Cassagnac shrugged and smiled. "The arch directly to your right will lead you up a set of stairs to the basement of an ironmonger's shop in the Rue de Savoie. No one will be surprised to see you appear. Buy a belt there, before you go out onto the street. You won't forget?"

Through steamy windows at the back of the shop, Hale could see that it was raining outside, and water plunked into pails on the wooden floor. Hammers and shovels and tool kits crowded most of the racks under the dim electric bulbs, but when Hale asked about belts he was directed to a bin up by the street windows, next to a stack of rusty lightning rods. Elena lifted a belt from the bin and handed it to him.

Aside from pictures of the Egyptian looped cross in history books, this black iron belt buckle was the first ankh that Hale had ever seen. It looked too crude and bohemian even for his neglected embusque cover, but it was the only sort of belt the shop sold, so he obediently bought it; and he wasn't pleased to look at it out in the lowering gray daylight and see that a stylized pattern of circles had been burned decoratively into the leather strap. Thunder rumbled away on the north side of the river.

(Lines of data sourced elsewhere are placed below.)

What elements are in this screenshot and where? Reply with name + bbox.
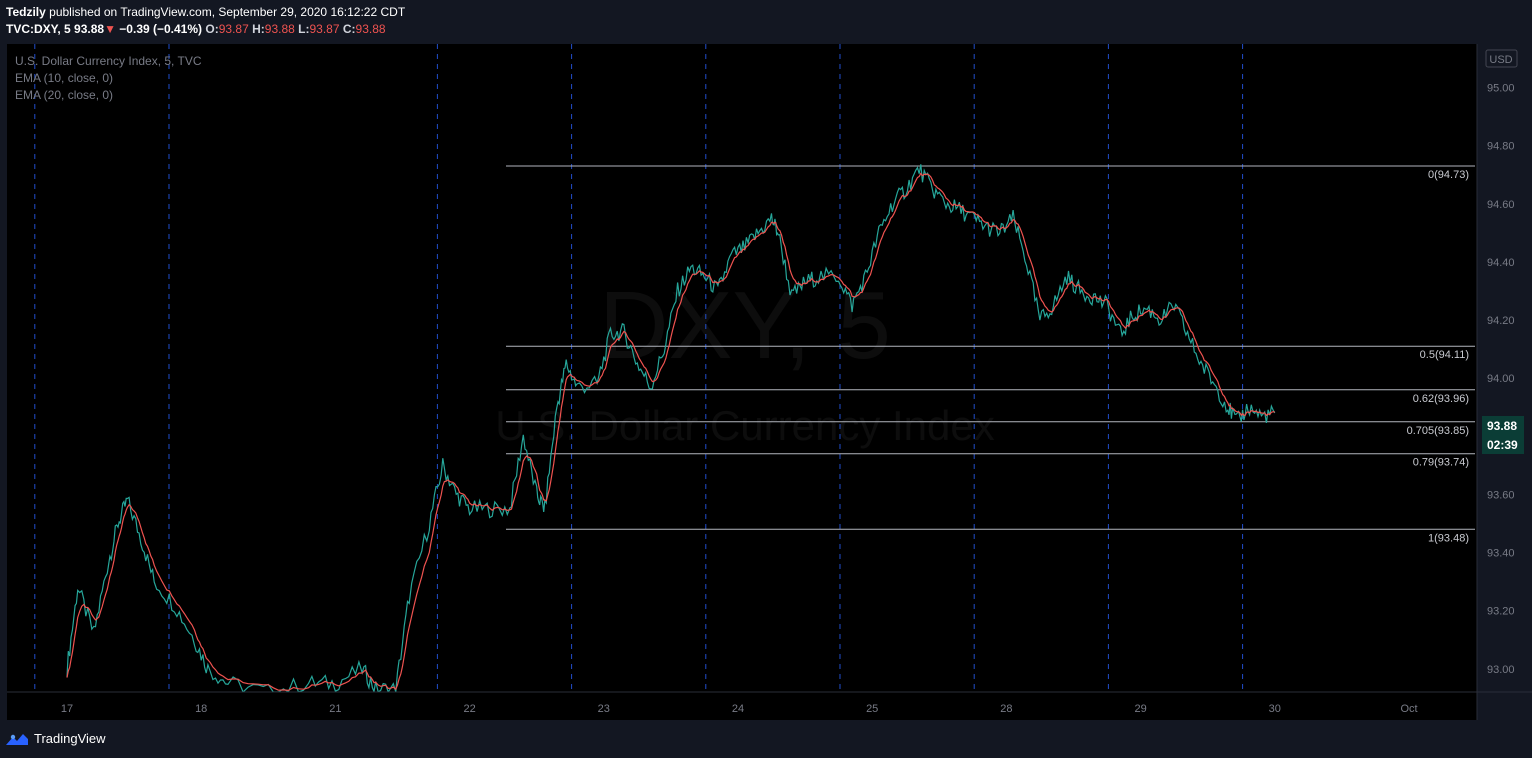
chart-pane[interactable]	[7, 44, 1477, 720]
y-tick-label: 93.20	[1487, 606, 1515, 618]
x-tick-label: 30	[1269, 703, 1281, 715]
y-tick-label: 94.60	[1487, 199, 1515, 211]
legend-ema-20[interactable]: EMA (20, close, 0)	[15, 88, 114, 102]
fib-level-label: 1(93.48)	[1428, 532, 1469, 544]
footer: TradingView	[6, 731, 106, 746]
currency-label: USD	[1489, 54, 1512, 66]
fib-level-label: 0.62(93.96)	[1413, 393, 1469, 405]
last-price: 93.88	[74, 22, 105, 36]
close-value: 93.88	[355, 22, 386, 36]
session-break-lines	[34, 44, 1244, 692]
fib-level-label: 0.5(94.11)	[1420, 349, 1469, 361]
price-line	[66, 164, 1276, 692]
x-tick-label: 23	[598, 703, 610, 715]
high-label: H:	[252, 22, 265, 36]
ohlc-row: TVC:DXY, 5 93.88▼ −0.39 (−0.41%) O:93.87…	[6, 21, 405, 38]
x-tick-label: 22	[463, 703, 475, 715]
time-axis[interactable]: 17 18 21 22 23 24 25 28 29 30 Oct	[61, 703, 1418, 715]
x-tick-label: Oct	[1400, 703, 1417, 715]
x-tick-label: 18	[195, 703, 207, 715]
fib-retracement[interactable]: 0(94.73) 0.5(94.11) 0.62(93.96) 0.705(93.85…	[506, 165, 1475, 544]
last-price-label: 93.88 02:39	[1482, 416, 1524, 454]
y-tick-label: 93.60	[1487, 489, 1515, 501]
high-value: 93.88	[264, 22, 295, 36]
ema-line	[66, 172, 1275, 692]
y-tick-label: 94.80	[1487, 141, 1515, 153]
open-value: 93.87	[218, 22, 249, 36]
watermark-name: U.S. Dollar Currency Index	[495, 402, 995, 449]
last-price-value: 93.88	[1487, 419, 1517, 433]
y-tick-label: 94.40	[1487, 257, 1515, 269]
x-tick-label: 28	[1000, 703, 1012, 715]
publish-info: Tedzily published on TradingView.com, Se…	[6, 4, 405, 21]
x-tick-label: 29	[1134, 703, 1146, 715]
x-tick-label: 21	[329, 703, 341, 715]
publish-text: published on TradingView.com, September …	[49, 5, 406, 19]
brand-name[interactable]: TradingView	[34, 731, 106, 746]
y-tick-label: 93.00	[1487, 664, 1515, 676]
legend-title[interactable]: U.S. Dollar Currency Index, 5, TVC	[15, 54, 202, 68]
author-name[interactable]: Tedzily	[6, 5, 46, 19]
y-tick-label: 94.00	[1487, 373, 1515, 385]
x-tick-label: 25	[866, 703, 878, 715]
close-label: C:	[342, 22, 356, 36]
price-change: −0.39 (−0.41%)	[119, 22, 203, 36]
currency-badge[interactable]: USD	[1485, 49, 1518, 68]
x-tick-label: 17	[61, 703, 73, 715]
y-tick-label: 93.40	[1487, 548, 1515, 560]
price-series	[66, 164, 1276, 692]
fib-level-label: 0.79(93.74)	[1413, 457, 1469, 469]
legend-ema-10[interactable]: EMA (10, close, 0)	[15, 71, 114, 85]
fib-level-label: 0.705(93.85)	[1407, 425, 1469, 437]
open-label: O:	[205, 22, 219, 36]
price-axis[interactable]: 95.00 94.80 94.60 94.40 94.20 94.00 93.60 93.40…	[1487, 83, 1515, 676]
x-tick-label: 24	[732, 703, 744, 715]
low-label: L:	[298, 22, 310, 36]
tradingview-logo-icon	[6, 733, 28, 745]
fib-level-label: 0(94.73)	[1428, 169, 1469, 181]
y-tick-label: 94.20	[1487, 315, 1515, 327]
low-value: 93.87	[309, 22, 340, 36]
symbol-label[interactable]: TVC:DXY, 5	[6, 22, 71, 36]
indicator-legend: U.S. Dollar Currency Index, 5, TVC EMA (…	[15, 53, 202, 104]
down-arrow-icon: ▼	[104, 22, 116, 36]
y-tick-label: 95.00	[1487, 83, 1515, 95]
chart-header: Tedzily published on TradingView.com, Se…	[6, 4, 405, 38]
bar-countdown: 02:39	[1487, 438, 1518, 452]
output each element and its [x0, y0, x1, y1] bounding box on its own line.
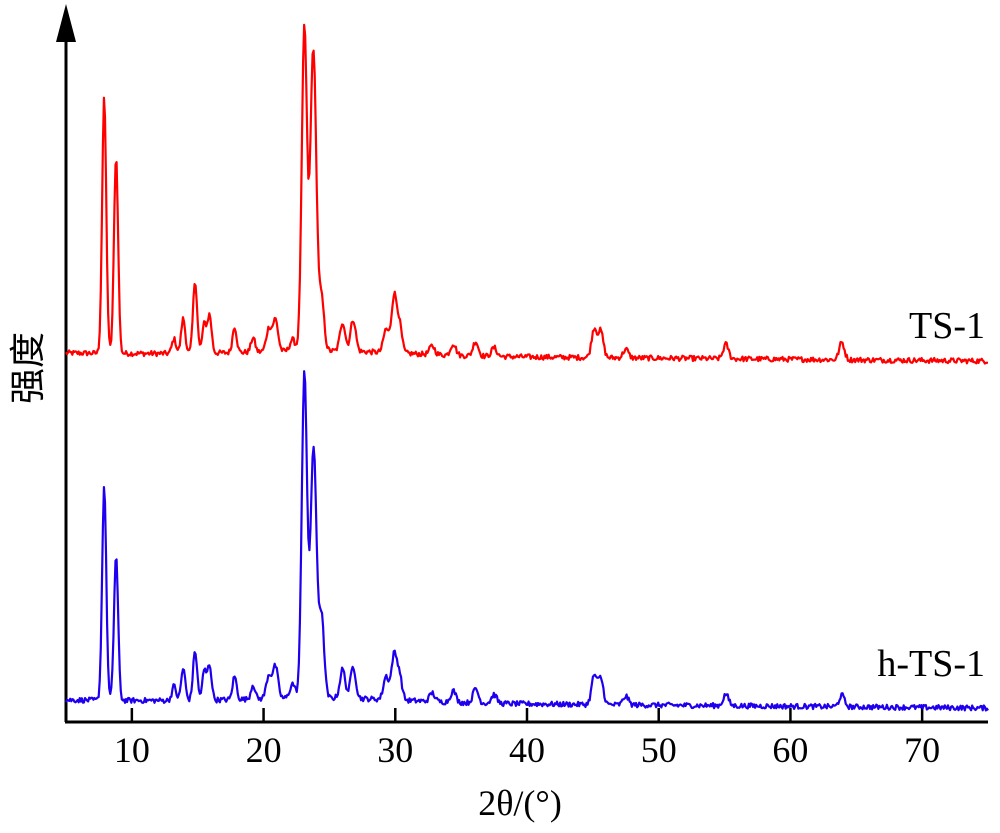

"You should be the one to wear it," he told Elena as they paused on the sidewalk under the shop's awning; rain was drumming loudly on the canvas over their heads and tapping rings in the puddled gutter. "I'll bet it's a woman's belt."

"No," she said, "look at it, it buckles right over left-it's a man's belt."

Hale nodded and shrugged irritably, and only when he glanced at her a moment later, and saw her deadpan expression, did he realize that of course the belt could be worn either way.

"I don't think either of us should wear it," he said, his breath steaming away in the cold fresh air. "It's conspicuous-and since he insisted on it, it must be some kind of recognition signal, and he said himself that we don't want to be recognized for a while."

Elena stepped quickly out into the rain, and Hale followed, stuffing the belt into his coat pocket. She started to say something, then paused; finally she squinted back at him and said, "The guardian angel he mentioned-did you get the impression that it was real, or a figure of speech?"